Figure 4: MiR-125b-5p regulates Keap1 at posttranscriptional level.

(a) In silico analyses by TargetScan and PicTar predicts 3′-UTR of KEAP1 as a target of miR-125b-5p. (b) Western blot analysis of KEAP1 in mice treated with AAV-Ttr-miR-125b-5p or control AAV. Vinculin (VCL) was used as a loading control. Quantification of western blotting is shown in the right panel. *P<0.05, two-tailed Student’s t-test. (c) Quantitative reverse transcriptase–PCR (qRT–PCR) analysis shows that Keap1 mRNA levels did not change significantly.
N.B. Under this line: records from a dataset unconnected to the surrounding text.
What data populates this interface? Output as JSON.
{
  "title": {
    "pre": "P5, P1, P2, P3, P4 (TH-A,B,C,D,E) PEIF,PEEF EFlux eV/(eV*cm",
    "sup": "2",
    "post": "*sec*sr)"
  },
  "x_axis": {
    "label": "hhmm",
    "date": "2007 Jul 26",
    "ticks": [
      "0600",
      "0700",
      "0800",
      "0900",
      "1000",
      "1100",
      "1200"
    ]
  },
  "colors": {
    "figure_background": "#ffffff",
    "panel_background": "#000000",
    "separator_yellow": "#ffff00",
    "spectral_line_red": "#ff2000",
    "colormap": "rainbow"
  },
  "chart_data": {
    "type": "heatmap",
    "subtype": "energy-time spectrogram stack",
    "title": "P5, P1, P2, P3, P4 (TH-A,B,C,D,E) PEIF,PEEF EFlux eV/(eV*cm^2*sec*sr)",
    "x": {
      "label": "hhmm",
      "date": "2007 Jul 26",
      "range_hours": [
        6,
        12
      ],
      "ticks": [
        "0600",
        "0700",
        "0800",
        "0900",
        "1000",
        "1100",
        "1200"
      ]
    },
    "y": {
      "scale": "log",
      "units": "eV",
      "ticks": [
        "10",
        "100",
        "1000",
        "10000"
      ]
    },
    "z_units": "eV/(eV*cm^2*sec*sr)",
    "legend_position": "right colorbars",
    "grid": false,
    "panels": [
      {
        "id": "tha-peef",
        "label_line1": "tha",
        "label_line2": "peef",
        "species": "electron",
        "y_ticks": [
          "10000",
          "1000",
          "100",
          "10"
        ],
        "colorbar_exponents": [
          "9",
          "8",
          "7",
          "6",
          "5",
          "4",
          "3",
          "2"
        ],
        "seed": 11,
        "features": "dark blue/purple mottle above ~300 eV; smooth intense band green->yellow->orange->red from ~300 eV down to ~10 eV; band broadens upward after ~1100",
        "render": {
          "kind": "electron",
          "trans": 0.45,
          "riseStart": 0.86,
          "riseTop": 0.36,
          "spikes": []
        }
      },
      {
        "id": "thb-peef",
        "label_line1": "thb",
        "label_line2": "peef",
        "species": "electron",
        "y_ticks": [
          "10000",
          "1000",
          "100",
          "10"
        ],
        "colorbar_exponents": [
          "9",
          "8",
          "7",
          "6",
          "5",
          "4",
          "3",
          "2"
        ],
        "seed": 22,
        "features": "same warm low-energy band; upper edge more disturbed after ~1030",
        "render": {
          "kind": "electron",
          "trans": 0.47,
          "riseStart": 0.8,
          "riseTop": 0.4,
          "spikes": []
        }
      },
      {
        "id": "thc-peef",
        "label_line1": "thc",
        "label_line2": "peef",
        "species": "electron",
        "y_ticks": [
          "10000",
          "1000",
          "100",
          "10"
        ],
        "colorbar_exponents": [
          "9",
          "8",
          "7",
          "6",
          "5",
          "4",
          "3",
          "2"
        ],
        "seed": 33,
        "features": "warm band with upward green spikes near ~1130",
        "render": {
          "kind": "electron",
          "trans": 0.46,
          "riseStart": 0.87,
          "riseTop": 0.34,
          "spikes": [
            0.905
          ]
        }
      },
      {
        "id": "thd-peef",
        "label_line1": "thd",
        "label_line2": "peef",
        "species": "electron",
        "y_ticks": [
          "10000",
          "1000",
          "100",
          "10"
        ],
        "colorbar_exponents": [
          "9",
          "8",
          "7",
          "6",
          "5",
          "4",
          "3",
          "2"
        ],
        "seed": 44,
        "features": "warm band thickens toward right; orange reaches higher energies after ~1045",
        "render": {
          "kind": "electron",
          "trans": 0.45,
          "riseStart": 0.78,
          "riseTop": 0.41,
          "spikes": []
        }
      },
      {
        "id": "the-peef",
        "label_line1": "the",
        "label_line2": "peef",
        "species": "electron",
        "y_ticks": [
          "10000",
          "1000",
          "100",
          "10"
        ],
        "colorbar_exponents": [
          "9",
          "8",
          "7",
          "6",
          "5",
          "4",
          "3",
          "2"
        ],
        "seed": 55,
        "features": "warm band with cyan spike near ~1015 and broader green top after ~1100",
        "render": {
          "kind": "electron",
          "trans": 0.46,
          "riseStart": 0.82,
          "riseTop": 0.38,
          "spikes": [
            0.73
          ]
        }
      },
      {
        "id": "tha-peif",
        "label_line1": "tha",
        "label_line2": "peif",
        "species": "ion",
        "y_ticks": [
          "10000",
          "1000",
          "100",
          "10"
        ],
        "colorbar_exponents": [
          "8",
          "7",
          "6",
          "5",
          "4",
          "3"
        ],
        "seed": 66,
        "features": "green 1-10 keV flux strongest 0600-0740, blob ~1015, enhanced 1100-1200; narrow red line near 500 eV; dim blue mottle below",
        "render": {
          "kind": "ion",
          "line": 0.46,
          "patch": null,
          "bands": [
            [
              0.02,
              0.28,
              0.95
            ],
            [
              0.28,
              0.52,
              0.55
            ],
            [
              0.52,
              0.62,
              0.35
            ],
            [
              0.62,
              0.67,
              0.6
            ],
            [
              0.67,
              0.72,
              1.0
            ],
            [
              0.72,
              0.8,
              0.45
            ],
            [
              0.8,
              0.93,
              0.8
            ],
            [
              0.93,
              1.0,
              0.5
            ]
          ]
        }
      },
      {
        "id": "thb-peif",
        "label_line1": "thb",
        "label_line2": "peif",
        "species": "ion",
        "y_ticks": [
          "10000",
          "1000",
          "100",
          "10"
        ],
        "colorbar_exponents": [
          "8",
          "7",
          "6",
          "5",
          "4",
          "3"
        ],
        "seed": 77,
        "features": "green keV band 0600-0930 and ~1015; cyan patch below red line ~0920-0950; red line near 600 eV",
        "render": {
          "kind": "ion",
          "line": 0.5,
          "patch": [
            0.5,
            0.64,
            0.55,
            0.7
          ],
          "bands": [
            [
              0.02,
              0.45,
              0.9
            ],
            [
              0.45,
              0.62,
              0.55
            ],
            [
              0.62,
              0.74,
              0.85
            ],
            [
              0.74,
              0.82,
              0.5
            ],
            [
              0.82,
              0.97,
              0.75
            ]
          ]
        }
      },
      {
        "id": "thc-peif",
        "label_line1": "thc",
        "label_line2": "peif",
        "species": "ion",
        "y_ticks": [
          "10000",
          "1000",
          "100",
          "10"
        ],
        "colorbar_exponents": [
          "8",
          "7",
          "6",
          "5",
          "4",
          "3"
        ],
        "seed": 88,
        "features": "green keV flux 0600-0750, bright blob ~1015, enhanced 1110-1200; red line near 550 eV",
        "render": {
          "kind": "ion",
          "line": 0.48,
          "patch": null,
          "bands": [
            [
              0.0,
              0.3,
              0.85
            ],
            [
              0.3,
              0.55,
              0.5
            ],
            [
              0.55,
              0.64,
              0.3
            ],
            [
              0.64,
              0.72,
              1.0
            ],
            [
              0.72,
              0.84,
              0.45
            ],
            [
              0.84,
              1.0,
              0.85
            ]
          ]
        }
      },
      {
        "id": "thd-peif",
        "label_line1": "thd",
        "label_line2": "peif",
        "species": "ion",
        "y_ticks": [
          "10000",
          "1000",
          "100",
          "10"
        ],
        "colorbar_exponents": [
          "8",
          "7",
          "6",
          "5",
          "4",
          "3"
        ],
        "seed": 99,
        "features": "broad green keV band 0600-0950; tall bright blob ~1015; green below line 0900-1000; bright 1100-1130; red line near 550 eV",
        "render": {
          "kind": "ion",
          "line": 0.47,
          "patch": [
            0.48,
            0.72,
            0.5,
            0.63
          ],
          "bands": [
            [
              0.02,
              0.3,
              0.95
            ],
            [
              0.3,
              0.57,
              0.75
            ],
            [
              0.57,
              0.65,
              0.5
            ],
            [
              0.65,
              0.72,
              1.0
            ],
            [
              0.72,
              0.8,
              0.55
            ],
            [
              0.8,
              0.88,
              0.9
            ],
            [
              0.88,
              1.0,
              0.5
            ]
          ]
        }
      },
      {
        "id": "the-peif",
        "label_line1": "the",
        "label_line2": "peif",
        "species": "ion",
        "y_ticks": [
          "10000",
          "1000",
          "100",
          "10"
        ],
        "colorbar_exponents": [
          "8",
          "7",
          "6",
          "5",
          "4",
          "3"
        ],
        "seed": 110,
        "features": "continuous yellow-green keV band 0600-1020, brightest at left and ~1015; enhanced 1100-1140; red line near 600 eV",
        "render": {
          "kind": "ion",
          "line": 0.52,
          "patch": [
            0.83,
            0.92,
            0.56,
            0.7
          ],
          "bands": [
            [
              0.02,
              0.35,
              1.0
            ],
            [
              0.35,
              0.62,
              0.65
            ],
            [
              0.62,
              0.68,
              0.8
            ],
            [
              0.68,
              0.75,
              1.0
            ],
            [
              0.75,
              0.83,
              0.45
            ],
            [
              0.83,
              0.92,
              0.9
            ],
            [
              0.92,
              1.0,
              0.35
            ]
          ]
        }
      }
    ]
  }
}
Not significant (NS), two-tailed Student’s t-test. (d) Luciferase reporter assay confirms the binding of miR-125b-5p with 3′-UTR of Keap1. Primary hepatocytes transfected with miR-125b-5p mimic have lower relative luciferase units (RLUs), whereas hepatocytes transfected with miR-125b-5p inhibitor showed higher RLUs than the control miRNA scramble transfection. *P<0.05, **P<0.01, one-way analysis of variance (ANOVA). (e) Mutated two nucleotides in mouse Keap1 3′-UTR are indicated in red. (f) Luciferase reporter assay using mutated 3′-UTR of Keap1 demonstrates unchanged luciferase activity. Not significant (NS), one-way ANOVA. (g) Western blot analysis of NRF2 in mice treated with AAV-Ttr-miR-125b-5p or control AAV. α-Tubulin was used as a loading control. Quantification of western blotting is shown in the right panel. *P<0.05, two-tailed Student’s t-test. (h) qRT–PCR analysis of Ugt1a6, Gclc, Nqo1 and Gsta2 expression in mice treated with AAV-Ttr-miR-125b-5p or control AAV. *P<0.05, two-tailed Student’s t-test. Data are presented as mean±s.e.m. from at least three independent experiments.